# Grafikkarten Frage!Optimale Einstellungen!



## bloodym3n (24. März 2008)

Hi an alle!!

Erstmal viel Respekt für die schoene uebersichtliche Seite ,wo man echt viele Informationen in verschiedenen Bereichen finden kann. 

*Nun zu meiner Frage*

Es geht darum das ich gerne mal durch eure Erfahrung wissen möchte ,wie ich am besten meine Grafikkarte gut einstellen kann ,um meine Spiel auch immer halb wegs gut fluessig spielen zu koennen?

*Was ich eigentlich nur Spiele ist Fifa 2008 auf dem PC zurzeit!*

Hier einige Informationen

-Betriebssystem :Windows XP  Professionel Service Pack 2 
-Prozessor : AMD Athlon (tm) 64 Prozessor 3200+++ 2,20 GHz
-Grafikkarte: NVIDIA Ge-Force 6800 
-Netzteil: 400 Watt 
-Arbeitsspeicher: 1GB
-Festplatte WD800

Habt ihr auch die NVIDIA Ge-Force 6800 und wie habt ihr eure Einstellungen gemacht,besser gesagt wie kann ich meine am besten testen ,ohne vielleicht ein 
3D Mark Test zu machen?

Es geht mir darum das sie optimal eingestellt sind !Ich habe schon viele probiert ,aber
ich habe nie die richtigen Einstellungen gefunden,um alles super zum laufen zu bringen.

Sollte ich das Thema vielleicht falsch gesetzt haben,so bitte ich ihn zu verschieben danke.

Ist meiner Erster Beitrag hier.

Vielen Dank fuer eure Antworten.







-


----------



## chmee (24. März 2008)

Die 6800 ist schon "recht" betagt, und auch die CPU ist nicht mehr die Neueste.

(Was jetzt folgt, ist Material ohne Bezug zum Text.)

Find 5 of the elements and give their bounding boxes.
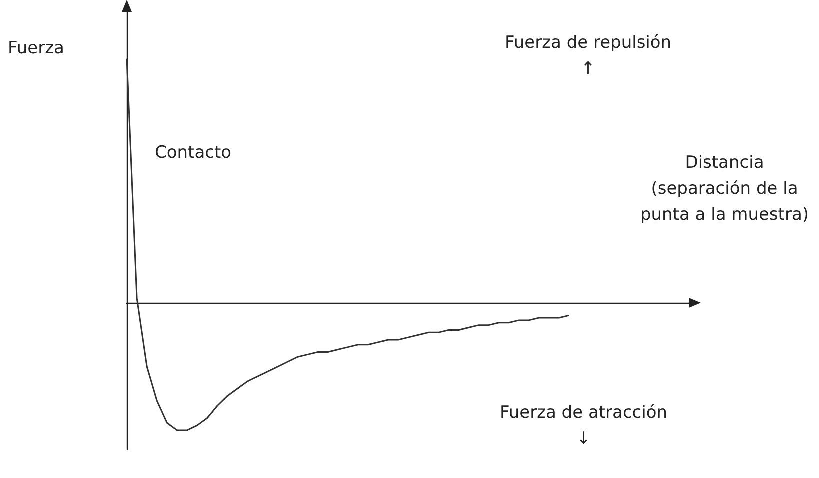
x-axis-title: Distancia (separación de la punta a la muestra) bbox=[640, 153, 810, 225]
annotation: Fuerza de repulsión ↑ bbox=[504, 33, 672, 79]
annotation: Fuerza de atracción ↓ bbox=[500, 403, 668, 449]
annotation: Contacto bbox=[154, 143, 232, 163]
y-axis-title: Fuerza bbox=[8, 38, 64, 58]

Ich würde an Deiner Stelle doch mal einen Grafik-Benchmark rüberlaufen lassen, damit Du Vergleichswerte zu anderen Systemen hast.

Manchmal kann man einfach nicht mehr rausholen. Aber ich würde die Auflösung nicht zu hoch setzen ( max. 1024x768 ) und auch Antialiasing ausschalten, das halbiert die fps-Rate bei schwachen Rechnern.

Wenn Du einige Benchmarks hast laufen lassen, stell sie doch mal zum Vergleich hier rein.

mfg chmee


----------



## bloodym3n (24. März 2008)

Ok vielen Dank erstmal fuer die tolle schnelle Antwort.

Ich musste das hier nur mal fragen einige meiner Fifaonlinekollegen habe einen noch schlechteren PC ,meiner geht ja da noch einige massen.

Hast du denn eine gute Benchmark Version, die auch super funktioniert (vielleicht den link).

Danke dir vorerst!


----------



## chmee (25. März 2008)

Nimm zB 3DMark03 oder 3DMark05. http://www.futuremark.com/download/

Wenn Du net2.0 installiert hast, kannst Du es mal auch mit dem Benchmarker aus meiner Signatur versuchen, da sind einige Werte HIER zu sehen und dieser ist rein CPU-lastig.. Logischerweise solltest Du wenige andere Programme gleichzeitig am Laufen haben, solche Antiviren-Komplettpakete wie Norton verbieten sich von selbst.

mfg chmee


----------



## bloodym3n (25. März 2008)

Vielen Dank erstmal an dich !


----------